Según informó La República, en un artículo firmado por el periodista Miguel Ángel Candia, la investigación abarca presuntos actos cometidos por Boluarte tanto durante su gestión como ministra de Desarrollo e Inclusión Social, como en su rol actual de presidenta. Se le investiga por el presunto enriquecimiento ilícito y la omisión de declarar ciertos bienes, en perjuicio del Estado. La Fiscalía había abierto las diligencias preliminares por un plazo de 60 días.
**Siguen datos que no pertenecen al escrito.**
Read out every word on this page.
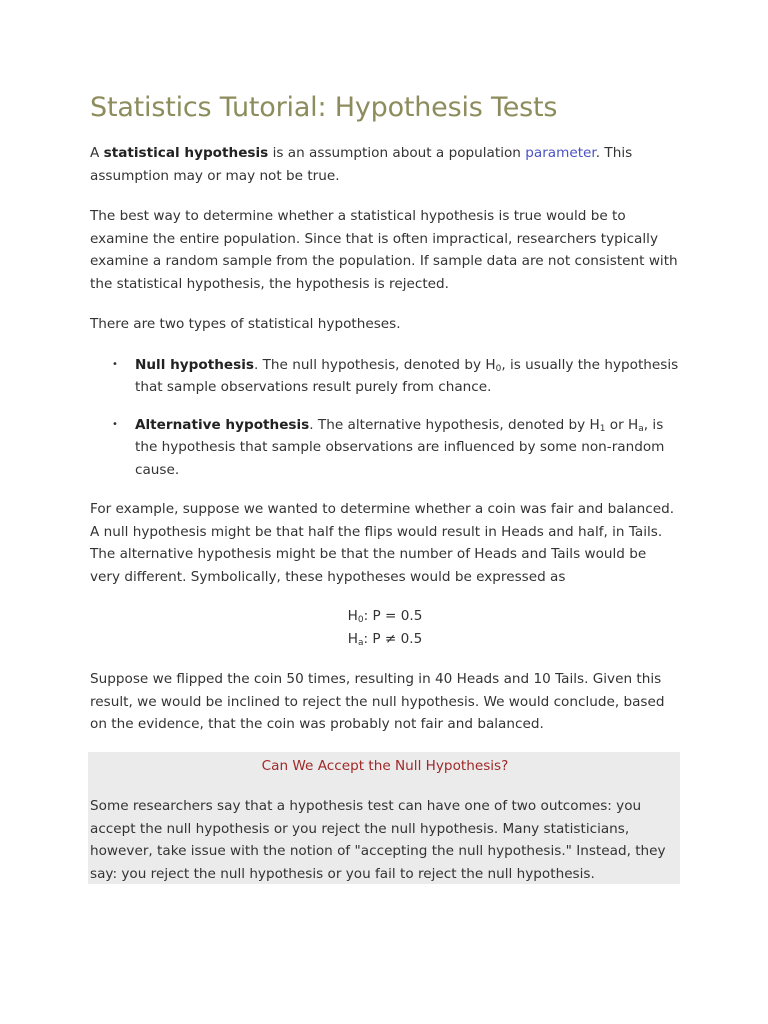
Statistics Tutorial: Hypothesis Tests

A statistical hypothesis is an assumption about a population parameter. This assumption may or may not be true.

The best way to determine whether a statistical hypothesis is true would be to examine the entire population. Since that is often impractical, researchers typically examine a random sample from the population. If sample data are not consistent with the statistical hypothesis, the hypothesis is rejected.

There are two types of statistical hypotheses.

• Null hypothesis. The null hypothesis, denoted by $H_0$, is usually the hypothesis that sample observations result purely from chance.
• Alternative hypothesis. The alternative hypothesis, denoted by $H_1$ or $H_a$, is the hypothesis that sample observations are influenced by some non-random cause.

For example, suppose we wanted to determine whether a coin was fair and balanced. A null hypothesis might be that half the flips would result in Heads and half, in Tails. The alternative hypothesis might be that the number of Heads and Tails would be very different. Symbolically, these hypotheses would be expressed as

$H_0$: P = 0.5
$H_a$: P ≠ 0.5

Suppose we flipped the coin 50 times, resulting in 40 Heads and 10 Tails. Given this result, we would be inclined to reject the null hypothesis. We would conclude, based on the evidence, that the coin was probably not fair and balanced.

Can We Accept the Null Hypothesis?
Some researchers say that a hypothesis test can have one of two outcomes: you accept the null hypothesis or you reject the null hypothesis. Many statisticians, however, take issue with the notion of "accepting the null hypothesis." Instead, they say: you reject the null hypothesis or you fail to reject the null hypothesis.
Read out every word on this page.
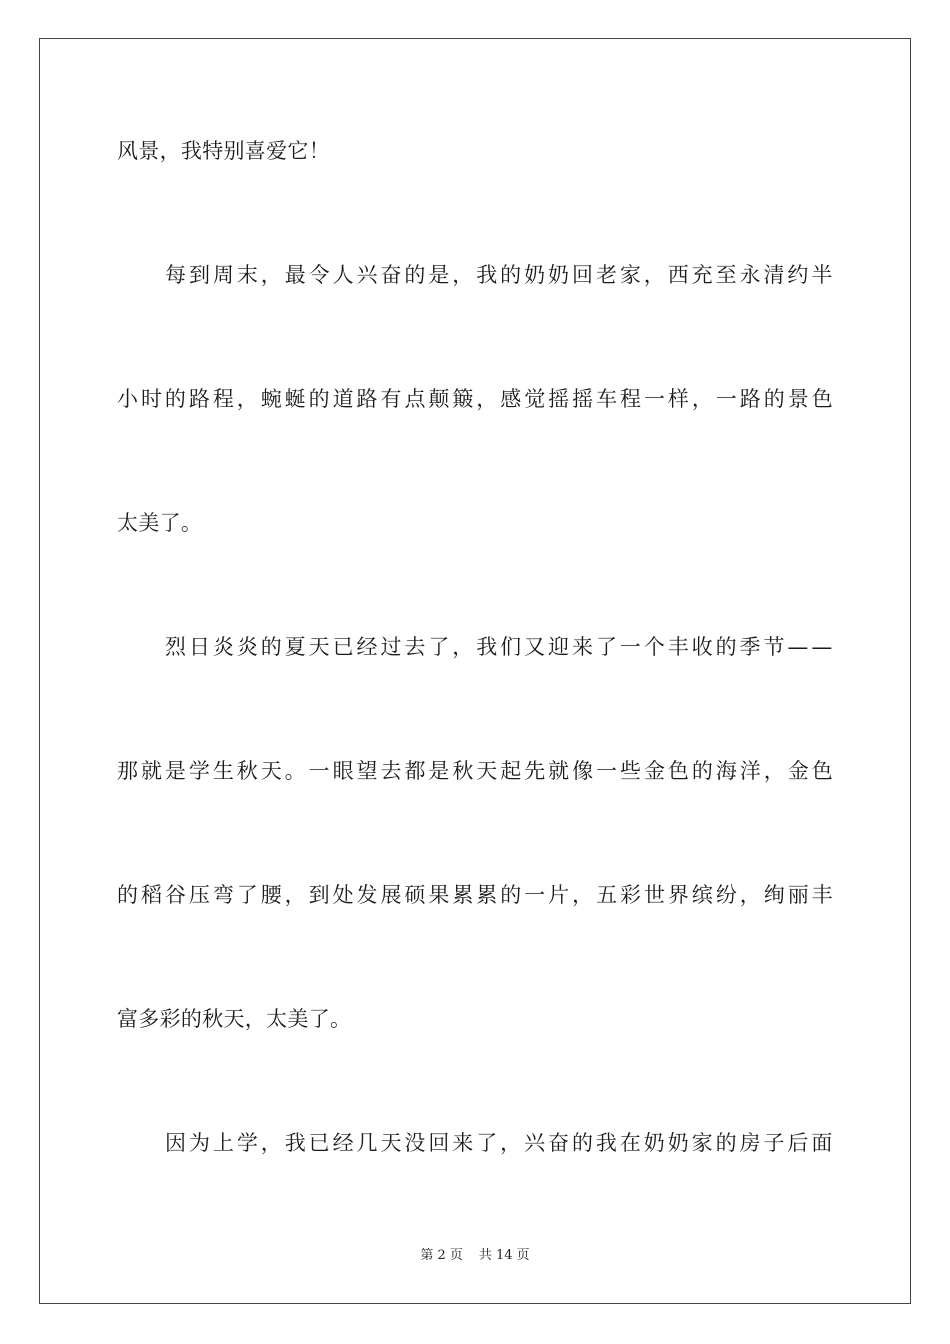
风景，我特别喜爱它！
每 到 周 末 ， 最 令 人 兴 奋 的 是 ， 我 的 奶 奶 回 老 家 ， 西 充 至 永 清 约 半
小 时 的 路 程 ， 蜿 蜒 的 道 路 有 点 颠 簸 ， 感 觉 摇 摇 车 程 一 样 ， 一 路 的 景 色
太美了。
烈 日 炎 炎 的 夏 天 已 经 过 去 了 ， 我 们 又 迎 来 了 一 个 丰 收 的 季 节 — —
那 就 是 学 生 秋 天 。 一 眼 望 去 都 是 秋 天 起 先 就 像 一 些 金 色 的 海 洋 ， 金 色
的 稻 谷 压 弯 了 腰 ， 到 处 发 展 硕 果 累 累 的 一 片 ， 五 彩 世 界 缤 纷 ， 绚 丽 丰
富多彩的秋天，太美了。
因 为 上 学 ， 我 已 经 几 天 没 回 来 了 ， 兴 奋 的 我 在 奶 奶 家 的 房 子 后 面
第 2 页 共 14 页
Ante esta situación, la defensa de la presidenta anunció que apelará la decisión ante la Sala Penal Permanente, presidida por el juez César San Martín. Este caso ya había generado una primera denuncia constitucional en mayo, cuando el fiscal de la Nación, Juan Carlos Villena, acusó a Boluarte de cohecho pasivo impropio en el marco del “Rolexgate”, donde se expone la posesión de relojes de lujo no declarados por la mandataria.
Además, existe una segunda denuncia presentada en julio por la Fiscalía, acusando a Boluarte y a seis exministros por homicidio calificado y lesiones graves en relación con las muertes ocurridas durante las protestas en su contra a finales de 2022 e inicios de 2023. Esta denuncia se encuentra aún sin resolver en la Subcomisión de Acusaciones Constitucionales del Congreso.
Próximamente, según informes del semanario Hildebrandt en sus trece, se espera que la Fiscalía presente una tercera denuncia constitucional contra Boluarte, esta vez por obstrucción a la justicia e instigación al encubrimiento personal, relacionada con la desactivación del Equipo Especial de la Policía en apoyo a la Fiscalía de Corrupción del Poder.
Boluarte recurre al Poder Judicial y al Tribunal Constitucional para frenar investigaciones
A pesar de haber expresado públicamente su disposición a colaborar con las investigaciones en su contra, Dina Boluarte ha buscado bloquearlas tanto en el Poder Judicial como en el Tribunal Constitucional (TC). Actualmente, existen tres recursos presentados por la defensa de Boluarte ante el TC, con el objetivo de detener las investigaciones sobre las muertes en protestas, el caso “Rolex” y la desactivación del equipo especial de la Policía.
El 25 de julio, el procurador público especializado en materia constitucional, Luis Huerta Guerrero, presentó una demanda competencial ante el TC, argumentando que tanto la Fiscalía como el Poder Judicial vulneran las competencias de la presidencia al iniciar investigaciones contra Boluarte mientras está en funciones. La defensa legal de Boluarte argumenta que la inmunidad presidencial establecida en el artículo 117 de la Constitución la protege de ser investigada mientras ejerce el cargo.
En mayo, el Consejo de Ministros ya había respaldado una demanda similar contra las investigaciones, denunciando un “menoscabo” en las funciones presidenciales. El Gobierno sostiene que el Ministerio Público carece de competencia para continuar las investigaciones preliminares y que el Poder Judicial tampoco tiene autoridad para autorizar allanamientos y registros relacionados con la presidenta, como el que se llevó a cabo en su residencia en Surquillo.
Finalmente, tras los allanamientos en su domicilio, el abogado Marco Riveros presentó un habeas corpus para anular estas acciones, aunque la presidenta posteriormente negó haberlo autorizado. En su lugar, acreditó a los juristas Domingo García Belaunde y Ernesto Blume como sus defensores ante el Tribunal Constitucional.